File:Salomon Morel.gif

Salomon Morel (November 15, 1919 – February 14, 2007) was a Polish NKVD and MBP officer in the Polish People's Republic. He is known as the commander of a number of concentration camps run by NKVD and Polish communist authorities until 1956. He later immigrated to Israel and acquired Israeli citizenship, and was wanted on charges of torture, war crimes, crimes against humanity and communist crimes in post-communist Poland.

In 1944 Morel became head of the Soviet NKVD prison at Lublin Castle. During most of 1945 he was commander of the Soviet NKVD Zgoda labour camp in Świętochłowice, Soviet-occupied Poland. From 1949 he was commander of Jaworzno concentration camp. Morel worked as commandant of concentration camps until they were closed down in 1956 following the Polish October. He then worked as head of a prison in Katowice and was awarded the rank colonel in the political police, the MBP. He was dismissed during the 1968 Polish political crisis which saw the purging of ex-Stalinists. Anne Applebaum described Morel as "a Holocaust victim, a communist criminal, a man who lost his entire family to the Nazis, a man consumed by a sadistic fury against Germans and Poles".

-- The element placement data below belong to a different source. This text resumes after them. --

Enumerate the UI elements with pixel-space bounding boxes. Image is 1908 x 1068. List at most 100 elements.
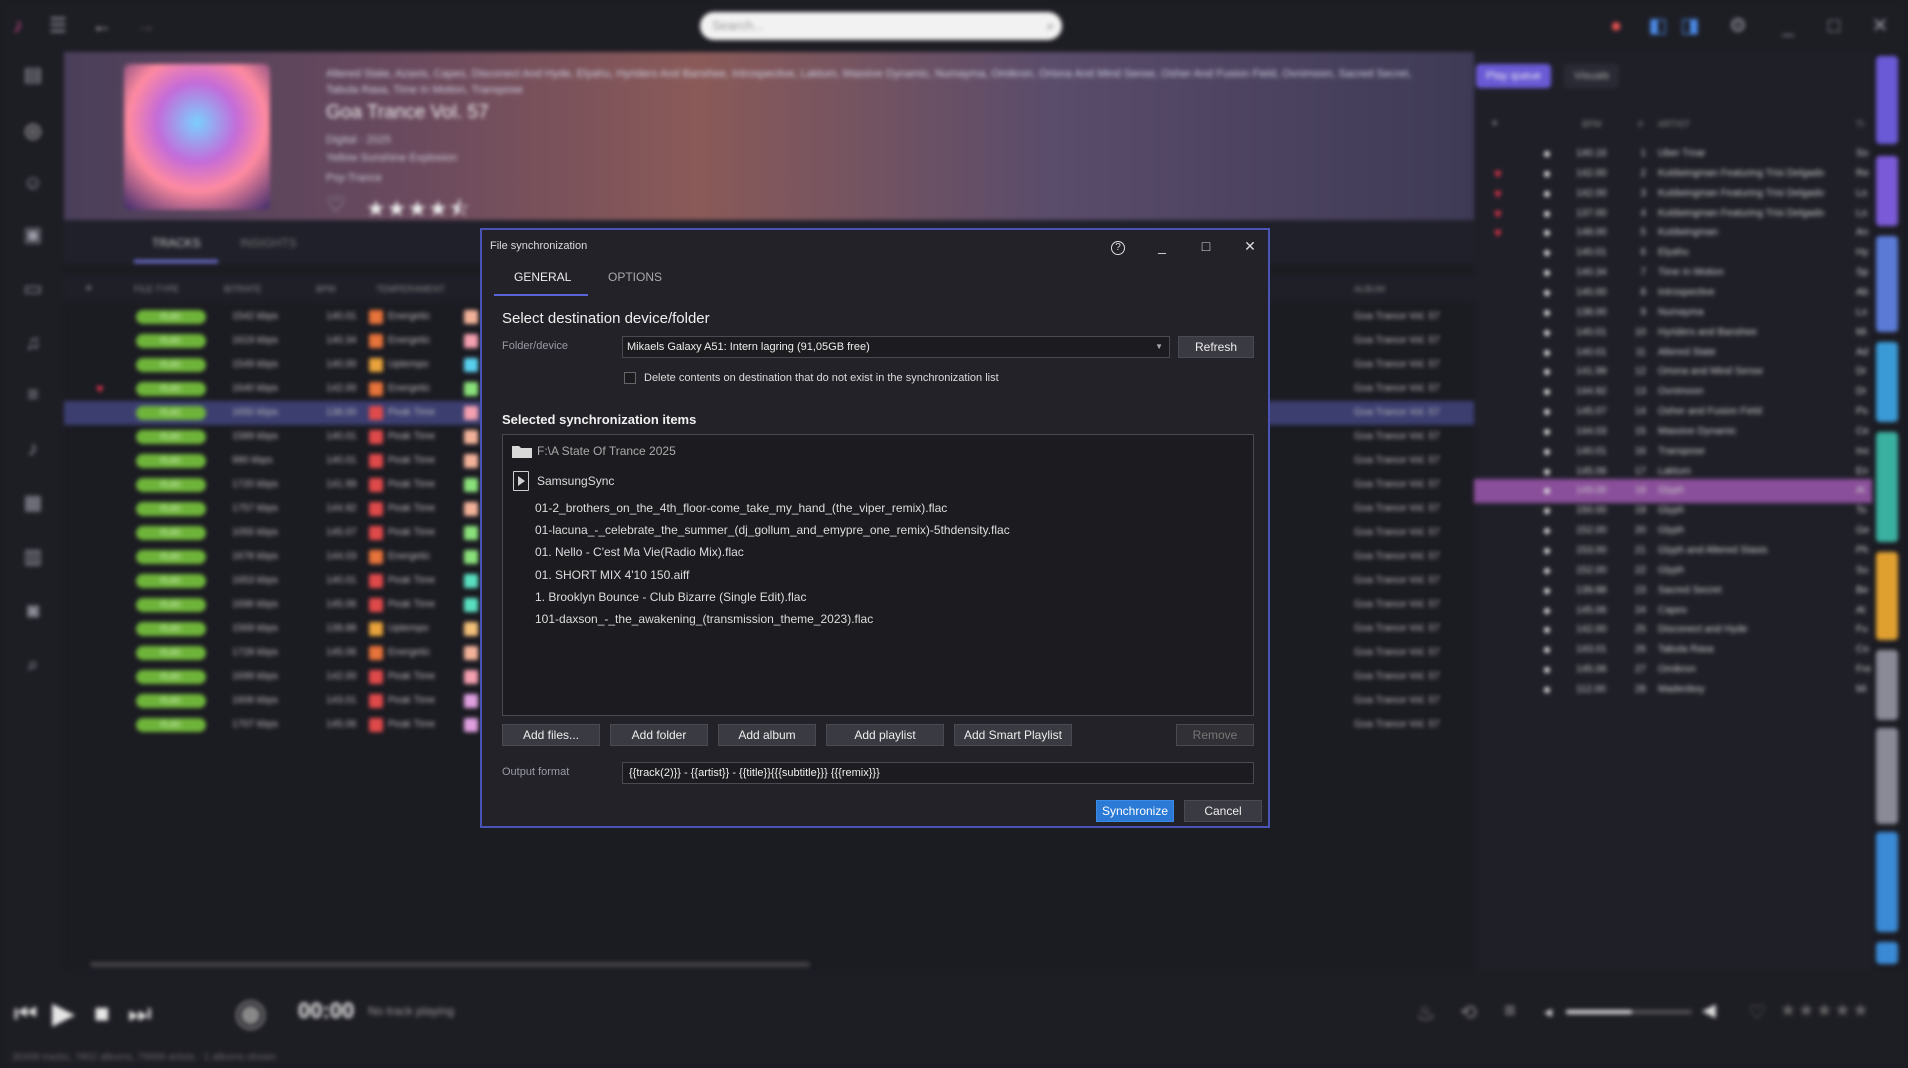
queue-loved-heart-icon[interactable]: ♥ [1494,186,1502,201]
refresh-button[interactable]: Refresh [1178,336,1254,358]
col-album[interactable]: ALBUM [1354,284,1385,294]
sync-file-item[interactable]: 01-lacuna_-_celebrate_the_summer_(dj_gol… [535,523,1010,537]
stop-icon[interactable]: ■ [94,998,110,1029]
search-sidebar-icon[interactable]: ⌕ [20,652,46,678]
cancel-button[interactable]: Cancel [1184,800,1262,822]
col-file-type[interactable]: FILE TYPE [134,284,179,294]
maximize-icon[interactable]: □ [1822,14,1846,38]
queue-loved-heart-icon[interactable]: ♥ [1494,206,1502,221]
tab-general[interactable]: GENERAL [514,270,571,284]
forward-arrow-icon[interactable]: → [134,14,158,38]
monitor-icon[interactable]: ▭ [20,276,46,302]
close-icon[interactable]: ✕ [1868,14,1892,38]
minimize-icon[interactable]: _ [1776,14,1800,38]
layout-right-icon[interactable]: ◨ [1678,14,1702,38]
layout-left-icon[interactable]: ◧ [1646,14,1670,38]
sync-file-item[interactable]: 101-daxson_-_the_awakening_(transmission… [535,612,873,626]
previous-icon[interactable]: ⏮ [14,998,37,1030]
queue-loved-heart-icon[interactable]: ♥ [1494,166,1502,181]
sync-item-folder[interactable]: F:\A State Of Trance 2025 [537,444,676,458]
tab-visuals[interactable]: Visuals [1564,64,1620,88]
side-tab[interactable] [1876,728,1898,824]
add-folder-button[interactable]: Add folder [610,724,708,746]
col-bpm[interactable]: BPM [316,284,336,294]
queue-heart-col-icon[interactable]: ♥ [1492,118,1497,128]
side-tab[interactable] [1876,832,1898,932]
tab-tracks[interactable]: TRACKS [152,236,201,250]
next-icon[interactable]: ⏭ [128,998,151,1030]
fire-icon[interactable]: ♨ [1416,1000,1436,1026]
gear-icon[interactable]: ⚙ [1726,14,1750,38]
albums-icon[interactable]: ◎ [20,118,46,144]
delete-contents-label[interactable]: Delete contents on destination that do n… [644,372,999,384]
tab-insights[interactable]: INSIGHTS [240,236,297,250]
file-music-icon[interactable]: ♫ [20,330,46,356]
queue-list-icon[interactable]: ≡ [1504,1000,1516,1023]
side-tab[interactable] [1876,342,1898,422]
music-note-icon[interactable]: ♪ [20,436,46,462]
menu-icon[interactable]: ☰ [46,14,70,38]
sync-file-item[interactable]: 01-2_brothers_on_the_4th_floor-come_take… [535,501,947,515]
volume-high-icon[interactable]: ◀ [1702,1000,1716,1021]
side-tab[interactable] [1876,552,1898,640]
side-tab[interactable] [1876,56,1898,144]
sync-file-item[interactable]: 01. SHORT MIX 4'10 150.aiff [535,568,689,582]
add-files-button[interactable]: Add files... [502,724,600,746]
repeat-icon[interactable]: ⟲ [1460,1000,1477,1025]
side-tab[interactable] [1876,236,1898,332]
search-icon[interactable]: ⌕ [1047,12,1054,40]
queue-col-title[interactable]: TI [1856,119,1864,129]
horizontal-scrollbar[interactable] [90,962,810,967]
devices-icon[interactable]: ▣ [20,222,46,248]
side-tab[interactable] [1876,650,1898,720]
loved-heart-icon[interactable]: ♥ [96,381,104,396]
calendar-icon[interactable]: ▦ [20,490,46,516]
add-album-button[interactable]: Add album [718,724,816,746]
rating-stars[interactable]: ★★★★⯪ [366,192,471,220]
add-playlist-button[interactable]: Add playlist [826,724,944,746]
heart-col-icon[interactable]: ♥ [86,283,91,293]
remove-button[interactable]: Remove [1176,724,1254,746]
sync-file-item[interactable]: 1. Brooklyn Bounce - Club Bizarre (Singl… [535,590,806,604]
tab-play-queue[interactable]: Play queue [1476,64,1552,88]
device-select[interactable]: Mikaels Galaxy A51: Intern lagring (91,0… [622,336,1170,358]
col-temperament[interactable]: TEMPERAMENT [376,284,445,294]
queue-loved-heart-icon[interactable]: ♥ [1494,225,1502,240]
side-tab[interactable] [1876,156,1898,226]
queue-col-num[interactable]: # [1638,119,1643,129]
output-format-input[interactable]: {{track(2)}} - {{artist}} - {{title}}{{{… [622,762,1254,784]
queue-row[interactable]: 112.00 28 Madenboy Mi [1474,678,1872,702]
tab-options[interactable]: OPTIONS [608,270,662,284]
library-icon[interactable]: ▤ [20,62,46,88]
queue-col-artist[interactable]: ARTIST [1658,119,1690,129]
side-tab[interactable] [1876,432,1898,542]
help-icon[interactable]: ? [1106,234,1130,258]
side-tab[interactable] [1876,942,1898,964]
queue-col-bpm[interactable]: BPM [1582,119,1602,129]
volume-low-icon[interactable]: ◂ [1544,1002,1552,1022]
sync-file-item[interactable]: 01. Nello - C'est Ma Vie(Radio Mix).flac [535,545,744,559]
synchronize-button[interactable]: Synchronize [1096,800,1174,822]
avatar-icon[interactable]: ● [1604,14,1628,38]
dialog-close-icon[interactable]: ✕ [1238,234,1262,258]
heart-icon[interactable]: ♡ [326,192,346,218]
album-cover[interactable] [124,64,270,210]
stats-icon[interactable]: ▥ [20,544,46,570]
playlist-icon[interactable]: ≡ [20,382,46,408]
player-rating-stars[interactable]: ★★★★★ [1780,1000,1871,1021]
play-icon[interactable]: ▶ [52,996,75,1031]
radio-icon[interactable]: ◙ [20,598,46,624]
delete-contents-checkbox[interactable] [624,372,636,384]
search-input[interactable]: Search... ⌕ [700,12,1062,40]
sync-item-playlist[interactable]: SamsungSync [537,474,614,488]
volume-slider[interactable] [1566,1010,1692,1014]
dialog-minimize-icon[interactable]: _ [1150,234,1174,258]
back-arrow-icon[interactable]: ← [90,14,114,38]
queue-bpm: 140.01 [1576,445,1607,457]
player-heart-icon[interactable]: ♡ [1748,1000,1766,1025]
dialog-maximize-icon[interactable]: □ [1194,234,1218,258]
sync-items-list[interactable]: F:\A State Of Trance 2025 SamsungSync 01… [502,434,1254,716]
add-smart-playlist-button[interactable]: Add Smart Playlist [954,724,1072,746]
artists-icon[interactable]: ☺ [20,170,46,196]
col-bitrate[interactable]: BITRATE [224,284,261,294]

From the early 1990s, soon after the dissolution of the Soviet Union, Morel was investigated by Poland's Institute of National Remembrance for war crimes and crimes against humanity, including the murder of more than 1,500 prisoners from Upper Silesia, most of them local population, i.e. Polish and German Silesians, but also including some other nationalities. After his case was publicized by the Polish, German, British, and American media, Morel fled to Israel and was granted citizenship under the Law of Return. Poland twice requested his extradition, once in 1998 and once in 2004, but Israel refused to comply and rejected the more serious charges as being false and again rejected extradition on the grounds that the statute of limitations against Morel had run out, and that Morel was in poor health; Israel also cited Morel's Jewish background as a specific reason not to extradite him. Polish authorities responded by accusing Israel of applying a double standard, and the controversy over Morel's extradition continued until his death.